Schließlich stoßen die kleinen Privatsekretäre, die den Benutzern per Sprachbefehl den Einkauf abnehmen oder an bevorstehende Termine erinnern, auf großen Anklang. Das stellt unter anderem die Begeisterungswelle während des diesjährigen Amazon Prime Day unter Beweis: An dem verlängerten Shoppingtag erzielte Amazon einen rund 60 Prozent höheren Umsatz durch den wachsenden Appetit der Kunden auf den hauseigenen Sprachassistenten Amazon Echo. Vor allem die kleinere Version Echo Dot erwies sich als der bei Weitem bestverkaufte Artikel. Laut einer zuverlässigen Quelle des Technikportals Techcrunch habe Amazon rund 1000 Echo-Geräte pro Minute verkauft. Insgesamt verließen im vergangenen Jahr mehr als zehn Millionen Geräte die Amazon-Lager, 2017 rechnet der Onlinegigant mit doppelt so vielen.
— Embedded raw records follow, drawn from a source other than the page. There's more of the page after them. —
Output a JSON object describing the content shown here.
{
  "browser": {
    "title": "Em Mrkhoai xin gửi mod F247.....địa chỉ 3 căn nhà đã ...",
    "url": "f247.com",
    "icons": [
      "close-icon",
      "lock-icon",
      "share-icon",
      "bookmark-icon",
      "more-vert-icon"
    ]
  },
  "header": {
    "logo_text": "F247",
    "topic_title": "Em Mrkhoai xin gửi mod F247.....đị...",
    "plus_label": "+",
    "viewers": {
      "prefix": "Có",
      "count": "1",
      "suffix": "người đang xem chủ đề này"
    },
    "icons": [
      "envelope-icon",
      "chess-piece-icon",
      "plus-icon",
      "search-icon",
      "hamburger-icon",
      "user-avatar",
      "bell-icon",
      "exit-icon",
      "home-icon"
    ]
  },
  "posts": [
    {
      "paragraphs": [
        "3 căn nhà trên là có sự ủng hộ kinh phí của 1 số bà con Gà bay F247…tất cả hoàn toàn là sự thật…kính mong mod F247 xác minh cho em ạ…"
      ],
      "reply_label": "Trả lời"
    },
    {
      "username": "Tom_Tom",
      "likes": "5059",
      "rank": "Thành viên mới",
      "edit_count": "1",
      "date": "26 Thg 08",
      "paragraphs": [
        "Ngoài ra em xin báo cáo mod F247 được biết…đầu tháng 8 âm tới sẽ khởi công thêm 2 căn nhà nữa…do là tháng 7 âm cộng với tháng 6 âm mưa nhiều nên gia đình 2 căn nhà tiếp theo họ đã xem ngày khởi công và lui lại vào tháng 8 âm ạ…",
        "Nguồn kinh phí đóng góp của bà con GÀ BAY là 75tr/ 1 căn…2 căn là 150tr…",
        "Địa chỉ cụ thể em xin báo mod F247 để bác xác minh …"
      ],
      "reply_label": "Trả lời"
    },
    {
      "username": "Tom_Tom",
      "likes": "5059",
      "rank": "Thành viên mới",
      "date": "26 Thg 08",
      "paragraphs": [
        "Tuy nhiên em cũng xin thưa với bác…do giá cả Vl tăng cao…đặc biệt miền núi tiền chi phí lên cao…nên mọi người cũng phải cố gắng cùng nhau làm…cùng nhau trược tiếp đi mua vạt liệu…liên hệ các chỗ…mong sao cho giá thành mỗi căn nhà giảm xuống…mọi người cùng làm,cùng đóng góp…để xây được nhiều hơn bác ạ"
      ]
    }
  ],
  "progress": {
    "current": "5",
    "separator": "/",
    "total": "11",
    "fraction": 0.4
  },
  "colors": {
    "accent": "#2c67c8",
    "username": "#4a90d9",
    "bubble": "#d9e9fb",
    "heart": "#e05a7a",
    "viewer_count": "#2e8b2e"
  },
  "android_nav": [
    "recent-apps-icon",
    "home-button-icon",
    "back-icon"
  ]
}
So wie Amazon mit seinem Sprachassistenten Alexa sind auch Apple und Microsoft mit ihren Sprachassistenten Siri und Cortana auf dem Vormarsch. Schwierig an ihren kleinen Helfern ist jedoch, dass sich ihre Dienste auf das iPhone beziehungsweise das Windows Smartphone beschränken. Als weiterer Konkurrent – der sich wohl am ehesten auf Augenhöhe zu Alexa befindet –, ist noch Googles Lautsprecher GoogleHome mit seinem Assistenten Google Assistant zu nennen.
Gesprochene Werbung – aber wie?
Finden die smarten Assistenten vermehrt Einzug in die Wohnzimmer, wird sich das auch auf die Art und Weise auswirken, wie Werbung künftig konzipiert werden muss. Wer also für sein Produkt oder seine Marke werben will, muss mit den Besitzern der sprechenden Dosen reden. Doch wie soll das gehen? Und stößt das auf Akzeptanz bei den Konsumenten? Wie der Schuss nach hinten losgehen kann, zeigt Googles jungfernhafter Versuch Anfang dieses Jahres, als dessen Lautsprecher unaufgefordert versuchte, einige Besitzer in den Kinofilm „Die Schöne und das Biest“ zu locken: „Übrigens läuft heute die Spielfilmversion von Disneys ‚Die Schöne und das Biest‘ an. (…) Für mehr Filmspaß frag mich etwas über Belle.“ Auf Twitter löste dies eine Welle der Empörung aus. Google selbst verteidigte den Programmhinweis damit, dass es sich um ein bloßes Experiment mit „aktuellen Inhalten“ und eben nicht um Werbung gehandelt habe.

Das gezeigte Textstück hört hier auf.